Tips for Crafting a Preliminary Business Case
Companies have a variety of reasons for needing to cleanse their data. Some perform the task as part of an extensive IT modernization effort. Others need clean data to personalize marketing campaigns, while still other enterprises fear they would soon find themselves out of business if they provide inaccurate data. Regardless of motive, the basic steps for crafting a business case justifying the project are the same.
- Search for missing data. Perform an analysis to determine the number of records missing one or more fields. Missing data can make it impossible to offer a personalized experience to your customers. For example, if a customer’s birthdate is missing, you cannot send her a coupon for a free item on her birthday or include her in a marketing campaign targeting a specific age group.
- Randomly select as many records as you or your staff can validate manually. Keep track of the dirty data and separate it from the newly cleaned data. You can use the information to estimate just how inaccurate your data is, but you can also run a selection procedure on both sets of data to demonstrate the inaccuracy of attempts at personalization.
- Audit data to locate records that are actually duplicates but contain slight variations. For example, you might have two customer records that are identical in all aspects except for the spelling of the first name, or the customer might have a different address in your master file than in your order file. If you regularly sell to businesses, you might discover the same individual listed as the purchasing manager on multiple customer records.
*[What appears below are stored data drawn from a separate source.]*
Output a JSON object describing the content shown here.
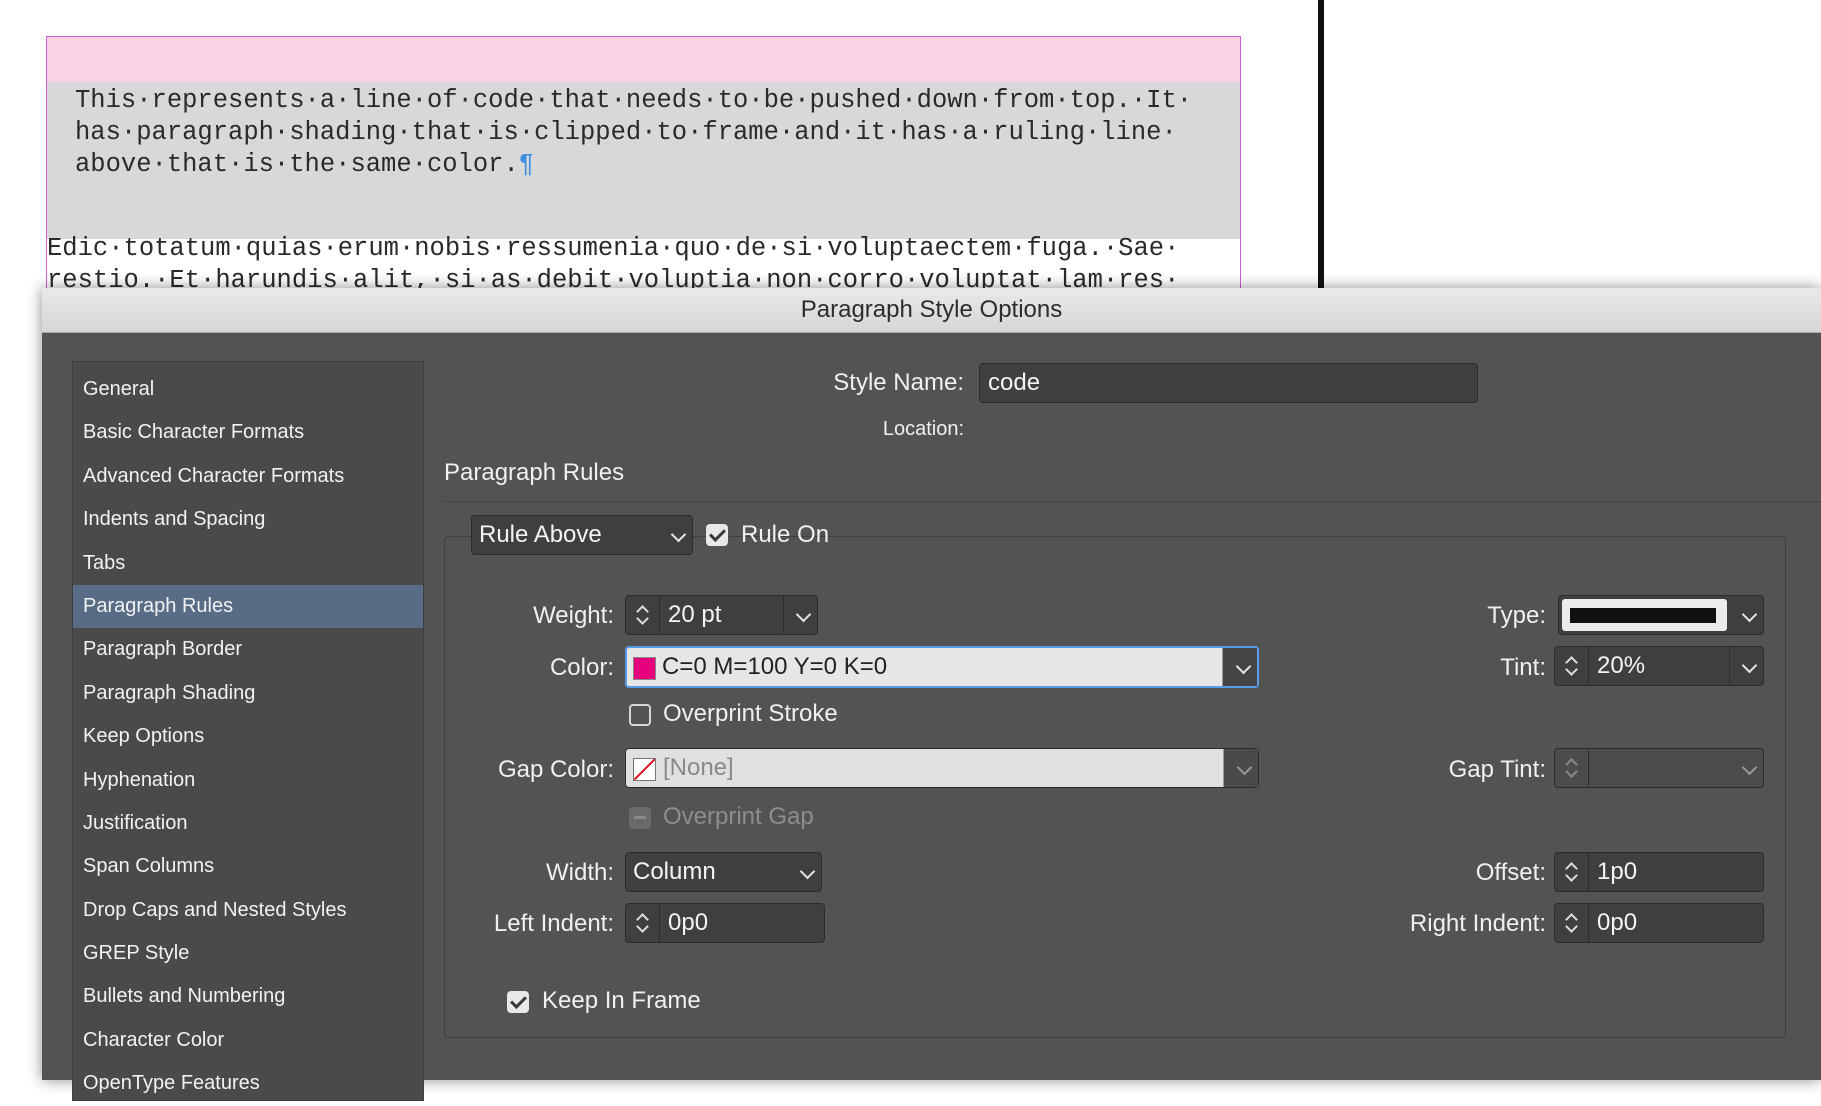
{
  "document": {
    "code_paragraph": "This·represents·a·line·of·code·that·needs·to·be·pushed·down·from·top.·It·\nhas·paragraph·shading·that·is·clipped·to·frame·and·it·has·a·ruling·line·\nabove·that·is·the·same·color.",
    "pilcrow": "¶",
    "body_paragraph": "Edic·totatum·quias·erum·nobis·ressumenia·quo·de·si·voluptaectem·fuga.·Sae·\nrestio.·Et·harundis·alit,·si·as·debit·voluptia·non·corro·voluptat·lam·res·",
    "rule_color": "#f8d3e6",
    "shading_color": "#d8d8db",
    "frame_color": "#d45cd8"
  },
  "dialog": {
    "title": "Paragraph Style Options",
    "categories": [
      "General",
      "Basic Character Formats",
      "Advanced Character Formats",
      "Indents and Spacing",
      "Tabs",
      "Paragraph Rules",
      "Paragraph Border",
      "Paragraph Shading",
      "Keep Options",
      "Hyphenation",
      "Justification",
      "Span Columns",
      "Drop Caps and Nested Styles",
      "GREP Style",
      "Bullets and Numbering",
      "Character Color",
      "OpenType Features"
    ],
    "selected_category": "Paragraph Rules",
    "style_name_label": "Style Name:",
    "style_name_value": "code",
    "location_label": "Location:",
    "section_title": "Paragraph Rules",
    "rule_select": "Rule Above",
    "rule_on_label": "Rule On",
    "rule_on_checked": true,
    "weight_label": "Weight:",
    "weight_value": "20 pt",
    "type_label": "Type:",
    "color_label": "Color:",
    "color_value": "C=0 M=100 Y=0 K=0",
    "color_swatch": "#e6007e",
    "tint_label": "Tint:",
    "tint_value": "20%",
    "overprint_stroke_label": "Overprint Stroke",
    "overprint_stroke_checked": false,
    "gap_color_label": "Gap Color:",
    "gap_color_value": "[None]",
    "gap_tint_label": "Gap Tint:",
    "overprint_gap_label": "Overprint Gap",
    "width_label": "Width:",
    "width_value": "Column",
    "offset_label": "Offset:",
    "offset_value": "1p0",
    "left_indent_label": "Left Indent:",
    "left_indent_value": "0p0",
    "right_indent_label": "Right Indent:",
    "right_indent_value": "0p0",
    "keep_in_frame_label": "Keep In Frame",
    "keep_in_frame_checked": true
  }
}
- Identify data that lacks uniformity. Perhaps your standard shipping weight is in pounds, but your inventory master contains records with weights recorded in kilograms. Perhaps you are planning to require shipping to use ZIP+4 for addresses, but you discover records in your customer database that lack this information
Quantify Your Findings
Now that you have an idea of just how dirty your data is, it is time to quantify the results. The first thing you must determine is how much of an effect the dirty data actually has. If the impact is minimal, you might prefer to invest your time and budget in other endeavors. However, if you feel you need to proceed with data cleansing, you will need to support your decision. Use all facts at your disposal to build a strong business case, such as:
- Unnecessary labor costs resulting from dirty data
- Inaccuracy of targeted or personalized marketing campaigns
- Lost sales revenue
This is the section where you should detail the financial impact that dirty data has on the enterprise. Intangibles should be listed elsewhere — reserve this section strictly for the monetary impact. This is also where you demonstrate the projected return on investment for the data cleansing.